Siempre quise ser mamá y escritora profesional. Tenía un cuarto lleno de muñecas ya que era hija y nieta única y muy mimada, pero mis “hijitas” predilectas fueron cuatro muñecas con las que jugué hasta más allá de los 10 años. En quinto grado de la escuela comencé a escribir cuentos “a pedido” que me sugerían mis compañeros y compañeras; cosas que eran interesantes para ellos: el nacimiento de un nuevo hermanito, un viaje a la playa, un juego de fútbol, la nueva dentadura de una abuela… y desde ahí soñé con ser escritora de grande.

 Si vas caminando por ahí y te dan ganas de helado, ¿de qué sabor lo pides?

De chocolate con almendras o nueces y salsa de caramelo.

¿Has peleado con alguien?

Lastimosamente sí. Sin embargo pido y acepto disculpas con facilidad.

¿Cuál es tu constelación favorita?

La Cruz del Sur es la que más me gusta. Cuando tengo algo importante que decidir me detengo a mirarla mientras pienso.

¿Eres creyente?

Por supuesto que sí. Creo en Dios. Pienso que somos gotitas de un Mar Divino o chispitas de Luz Celestial y que al morir volvemos a nuestro lugar de origen. Mi mantra es: Yo soy hija de Dios.

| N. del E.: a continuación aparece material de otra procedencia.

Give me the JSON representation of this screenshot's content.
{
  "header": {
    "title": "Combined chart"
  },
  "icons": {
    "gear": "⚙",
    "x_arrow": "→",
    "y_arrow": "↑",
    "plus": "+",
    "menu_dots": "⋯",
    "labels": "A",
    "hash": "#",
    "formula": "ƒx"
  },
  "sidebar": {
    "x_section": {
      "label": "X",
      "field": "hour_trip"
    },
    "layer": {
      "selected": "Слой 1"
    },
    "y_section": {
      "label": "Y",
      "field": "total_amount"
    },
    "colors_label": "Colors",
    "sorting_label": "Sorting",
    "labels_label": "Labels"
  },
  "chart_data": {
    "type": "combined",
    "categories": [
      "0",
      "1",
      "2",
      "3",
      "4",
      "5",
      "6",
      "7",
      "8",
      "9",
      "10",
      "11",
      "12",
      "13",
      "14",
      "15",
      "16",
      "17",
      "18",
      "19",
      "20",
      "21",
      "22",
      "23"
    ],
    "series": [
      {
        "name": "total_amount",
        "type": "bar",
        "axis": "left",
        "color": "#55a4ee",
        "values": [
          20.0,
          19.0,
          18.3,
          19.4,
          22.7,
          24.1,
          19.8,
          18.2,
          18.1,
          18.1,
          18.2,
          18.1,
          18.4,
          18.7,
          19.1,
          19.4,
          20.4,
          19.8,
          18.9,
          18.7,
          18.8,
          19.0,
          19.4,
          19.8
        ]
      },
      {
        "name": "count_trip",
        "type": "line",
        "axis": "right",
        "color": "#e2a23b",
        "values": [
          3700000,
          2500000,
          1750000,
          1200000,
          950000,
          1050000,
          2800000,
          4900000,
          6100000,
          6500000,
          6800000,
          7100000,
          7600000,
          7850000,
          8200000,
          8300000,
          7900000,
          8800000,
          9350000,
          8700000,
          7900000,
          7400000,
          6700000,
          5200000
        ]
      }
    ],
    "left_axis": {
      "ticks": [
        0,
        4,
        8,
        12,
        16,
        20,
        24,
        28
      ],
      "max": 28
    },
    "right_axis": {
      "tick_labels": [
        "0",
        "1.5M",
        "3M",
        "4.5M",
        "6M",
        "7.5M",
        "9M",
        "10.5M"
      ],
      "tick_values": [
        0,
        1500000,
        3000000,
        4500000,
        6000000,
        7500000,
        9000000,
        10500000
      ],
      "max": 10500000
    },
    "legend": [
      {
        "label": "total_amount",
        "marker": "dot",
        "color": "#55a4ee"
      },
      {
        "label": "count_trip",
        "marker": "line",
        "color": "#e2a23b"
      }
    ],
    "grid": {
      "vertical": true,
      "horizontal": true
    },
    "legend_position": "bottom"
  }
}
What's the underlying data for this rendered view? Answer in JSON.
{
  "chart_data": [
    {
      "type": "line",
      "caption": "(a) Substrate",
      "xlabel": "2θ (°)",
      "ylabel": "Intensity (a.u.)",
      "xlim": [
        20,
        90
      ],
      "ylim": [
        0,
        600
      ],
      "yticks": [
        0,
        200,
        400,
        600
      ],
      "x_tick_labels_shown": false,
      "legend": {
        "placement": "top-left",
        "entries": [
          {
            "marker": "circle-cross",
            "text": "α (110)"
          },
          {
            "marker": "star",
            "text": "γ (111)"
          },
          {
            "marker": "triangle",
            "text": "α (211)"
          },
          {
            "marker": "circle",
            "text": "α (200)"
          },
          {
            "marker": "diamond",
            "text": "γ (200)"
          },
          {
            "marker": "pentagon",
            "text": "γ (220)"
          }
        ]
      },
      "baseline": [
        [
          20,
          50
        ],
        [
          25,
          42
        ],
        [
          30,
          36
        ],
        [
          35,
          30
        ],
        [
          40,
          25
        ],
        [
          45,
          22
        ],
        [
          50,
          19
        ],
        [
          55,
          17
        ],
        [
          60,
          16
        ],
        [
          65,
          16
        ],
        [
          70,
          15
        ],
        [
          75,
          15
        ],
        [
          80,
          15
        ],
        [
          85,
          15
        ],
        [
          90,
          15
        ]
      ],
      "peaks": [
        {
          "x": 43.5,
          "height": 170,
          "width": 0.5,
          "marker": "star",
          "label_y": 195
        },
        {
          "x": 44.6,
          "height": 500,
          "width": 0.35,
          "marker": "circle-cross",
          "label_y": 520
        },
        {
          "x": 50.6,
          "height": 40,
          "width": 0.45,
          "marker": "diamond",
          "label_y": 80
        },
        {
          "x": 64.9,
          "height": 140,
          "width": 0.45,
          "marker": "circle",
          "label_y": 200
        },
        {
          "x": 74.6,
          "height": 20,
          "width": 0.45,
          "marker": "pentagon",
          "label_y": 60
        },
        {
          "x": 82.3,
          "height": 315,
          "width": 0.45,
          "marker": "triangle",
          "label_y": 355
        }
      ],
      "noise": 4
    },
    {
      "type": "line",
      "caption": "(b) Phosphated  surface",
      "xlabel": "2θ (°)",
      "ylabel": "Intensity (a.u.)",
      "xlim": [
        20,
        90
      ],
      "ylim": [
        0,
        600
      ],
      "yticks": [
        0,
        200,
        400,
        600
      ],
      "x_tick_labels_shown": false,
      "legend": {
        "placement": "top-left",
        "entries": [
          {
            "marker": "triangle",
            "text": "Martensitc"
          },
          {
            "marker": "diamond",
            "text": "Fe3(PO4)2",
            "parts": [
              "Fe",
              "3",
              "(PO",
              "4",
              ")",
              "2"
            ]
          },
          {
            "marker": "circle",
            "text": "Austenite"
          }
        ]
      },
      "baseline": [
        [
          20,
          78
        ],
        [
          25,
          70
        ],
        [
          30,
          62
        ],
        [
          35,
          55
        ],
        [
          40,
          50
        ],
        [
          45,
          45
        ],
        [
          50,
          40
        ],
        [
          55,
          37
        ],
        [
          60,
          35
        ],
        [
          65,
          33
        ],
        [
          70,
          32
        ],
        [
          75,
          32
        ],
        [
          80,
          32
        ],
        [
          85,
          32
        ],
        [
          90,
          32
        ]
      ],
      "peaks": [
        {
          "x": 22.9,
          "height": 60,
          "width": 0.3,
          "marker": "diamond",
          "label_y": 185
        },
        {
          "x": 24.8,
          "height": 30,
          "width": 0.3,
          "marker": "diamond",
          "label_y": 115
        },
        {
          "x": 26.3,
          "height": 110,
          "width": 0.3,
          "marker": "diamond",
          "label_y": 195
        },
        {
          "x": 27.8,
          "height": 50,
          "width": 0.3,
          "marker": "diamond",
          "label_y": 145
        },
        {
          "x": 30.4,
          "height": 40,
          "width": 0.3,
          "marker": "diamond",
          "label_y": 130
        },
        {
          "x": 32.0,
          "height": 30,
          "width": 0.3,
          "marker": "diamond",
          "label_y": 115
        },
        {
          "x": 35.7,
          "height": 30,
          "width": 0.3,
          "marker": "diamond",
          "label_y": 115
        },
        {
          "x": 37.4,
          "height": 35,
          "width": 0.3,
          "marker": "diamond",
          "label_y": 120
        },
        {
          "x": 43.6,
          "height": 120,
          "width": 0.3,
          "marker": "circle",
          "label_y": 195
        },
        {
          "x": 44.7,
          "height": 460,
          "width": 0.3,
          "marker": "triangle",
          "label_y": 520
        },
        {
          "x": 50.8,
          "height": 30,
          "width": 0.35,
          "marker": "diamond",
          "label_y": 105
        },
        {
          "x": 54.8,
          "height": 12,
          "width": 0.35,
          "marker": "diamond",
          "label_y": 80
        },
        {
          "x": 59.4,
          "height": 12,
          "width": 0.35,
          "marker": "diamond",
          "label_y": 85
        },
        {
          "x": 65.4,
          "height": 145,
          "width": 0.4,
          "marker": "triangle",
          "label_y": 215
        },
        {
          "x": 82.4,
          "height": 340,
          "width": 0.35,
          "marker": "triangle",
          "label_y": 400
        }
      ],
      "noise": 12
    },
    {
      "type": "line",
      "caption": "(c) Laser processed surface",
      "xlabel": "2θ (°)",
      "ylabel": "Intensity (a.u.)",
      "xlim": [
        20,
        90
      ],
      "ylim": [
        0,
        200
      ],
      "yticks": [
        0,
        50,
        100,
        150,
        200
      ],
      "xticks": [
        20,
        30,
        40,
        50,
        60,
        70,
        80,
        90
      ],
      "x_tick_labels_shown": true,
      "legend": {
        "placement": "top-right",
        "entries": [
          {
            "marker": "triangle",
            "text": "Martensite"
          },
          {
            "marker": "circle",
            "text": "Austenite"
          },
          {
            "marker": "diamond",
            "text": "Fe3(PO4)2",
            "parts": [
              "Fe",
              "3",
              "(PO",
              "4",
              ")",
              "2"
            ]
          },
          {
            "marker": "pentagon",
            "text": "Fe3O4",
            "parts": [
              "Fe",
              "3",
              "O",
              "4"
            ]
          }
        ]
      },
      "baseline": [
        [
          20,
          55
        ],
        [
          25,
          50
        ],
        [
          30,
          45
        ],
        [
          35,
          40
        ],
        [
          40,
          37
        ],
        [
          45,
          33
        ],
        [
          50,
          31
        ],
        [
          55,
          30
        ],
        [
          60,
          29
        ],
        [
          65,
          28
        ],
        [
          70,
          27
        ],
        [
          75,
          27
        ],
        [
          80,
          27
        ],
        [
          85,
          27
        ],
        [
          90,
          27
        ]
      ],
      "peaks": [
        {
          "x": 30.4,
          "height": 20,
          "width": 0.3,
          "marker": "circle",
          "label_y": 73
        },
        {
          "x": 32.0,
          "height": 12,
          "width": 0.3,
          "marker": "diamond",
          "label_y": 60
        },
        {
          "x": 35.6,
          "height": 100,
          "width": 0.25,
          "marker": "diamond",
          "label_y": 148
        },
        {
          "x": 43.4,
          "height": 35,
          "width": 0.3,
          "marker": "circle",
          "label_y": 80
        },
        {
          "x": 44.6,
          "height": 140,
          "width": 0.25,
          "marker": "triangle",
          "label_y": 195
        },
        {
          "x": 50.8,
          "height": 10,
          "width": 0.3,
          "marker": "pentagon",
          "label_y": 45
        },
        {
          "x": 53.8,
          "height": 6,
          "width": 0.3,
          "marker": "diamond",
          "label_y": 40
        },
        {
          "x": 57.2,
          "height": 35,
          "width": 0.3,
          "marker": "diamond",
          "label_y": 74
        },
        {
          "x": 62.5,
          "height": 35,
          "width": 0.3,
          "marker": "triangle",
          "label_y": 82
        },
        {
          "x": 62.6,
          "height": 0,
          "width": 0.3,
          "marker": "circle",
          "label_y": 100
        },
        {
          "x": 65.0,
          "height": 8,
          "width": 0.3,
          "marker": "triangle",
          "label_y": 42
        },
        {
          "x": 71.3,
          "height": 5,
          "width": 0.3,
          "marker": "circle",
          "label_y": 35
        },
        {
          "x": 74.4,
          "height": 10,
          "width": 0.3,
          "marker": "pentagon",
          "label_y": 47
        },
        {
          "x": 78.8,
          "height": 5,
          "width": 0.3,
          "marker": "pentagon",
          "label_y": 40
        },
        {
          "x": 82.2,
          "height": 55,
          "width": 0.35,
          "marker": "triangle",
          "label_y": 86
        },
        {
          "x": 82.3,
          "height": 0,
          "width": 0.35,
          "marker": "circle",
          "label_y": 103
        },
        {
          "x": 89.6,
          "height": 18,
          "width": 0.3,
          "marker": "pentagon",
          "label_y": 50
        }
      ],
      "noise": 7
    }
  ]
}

 ¿Cuál es el secreto de tu éxito?

La perseverancia y trabajar con alegría. Si persistes con fe en lo que deseas lograr, alcanzas tus metas. También he permitido que mi niña interior permanezca intacta dentro de mí.

Si volverías a nacer y pudieras escoger ser hombre o mujer y nacer en cualquier lugar, ¿qué escogerías?

Ser mujer y nacer en Ecuador mi Patria amada.

foto Edna de unicornio

NOSOTROS Y ELLOS, ELLOS Y NOSOTROS

Nosotros y ellos, ellos y nosotros. Así nos referimos entre ecuatorianos a pesar de ser los mismos; raíces de un mismo árbol, raíces africanas, indígenas y europeas. Pero alguien me puede contradecir: “Mire los afiches, los letreros (esos letrerotes que causan la tremenda polución visual en la que vivimos), allí está representada la riqueza multicultural y étnica de nuestra patria”. Pero yo les cuestiono: aparte de las fotos con fines turísticos y políticos, ¿qué sabemos sobre nosotros mismos, los ecuatorianos? ¿Qué sabemos de los llamados argonautas o balseros del Pacífico? Les aseguro que no es un equipo deportivo, sino que se relaciona con la navegación más antigua que se conoce en el continente americano; nuestros antepasados de la Costa conquistaron el océano Pacífico hace tres mil años en embarcaciones construidas con troncos del árbol de balsa, con velas tejidas de algodón y los famosos timones múltiples, las guaras, tablas de madera que introducidas en distintos lugares de la embarcación actuaban como aletas de pez. Una de estas balsas está descrita, con asombro, en el informe de Francisco de Xeres, transcrito por Juan de Sámano y conocido como la Relación Sámano/Xerez en 1526, producido treinta y seis años después de que Cristóbal Colón plantara el pendón de Castilla en la isla Guanahaní. Más tarde, en el siglo XVIII, Jorge Juan y Antonio de Ulloa, marineros españoles, dicen maravillados, al referirse a estos timones múltiples, que “otra hubiera sido la historia de la navegación española de haber poseído este conocimiento”. En estas balsas realizábamos el comercio de las sagradas conchas spondylus. Así fuimos, por el Norte, hasta México, al golfo de Tehuantepec, de ida y vuelta durante siglos y hasta Perú, al Sur. Estos viajes los relato en la novela etnohistórica, Miteé y el cantar de las ballenas.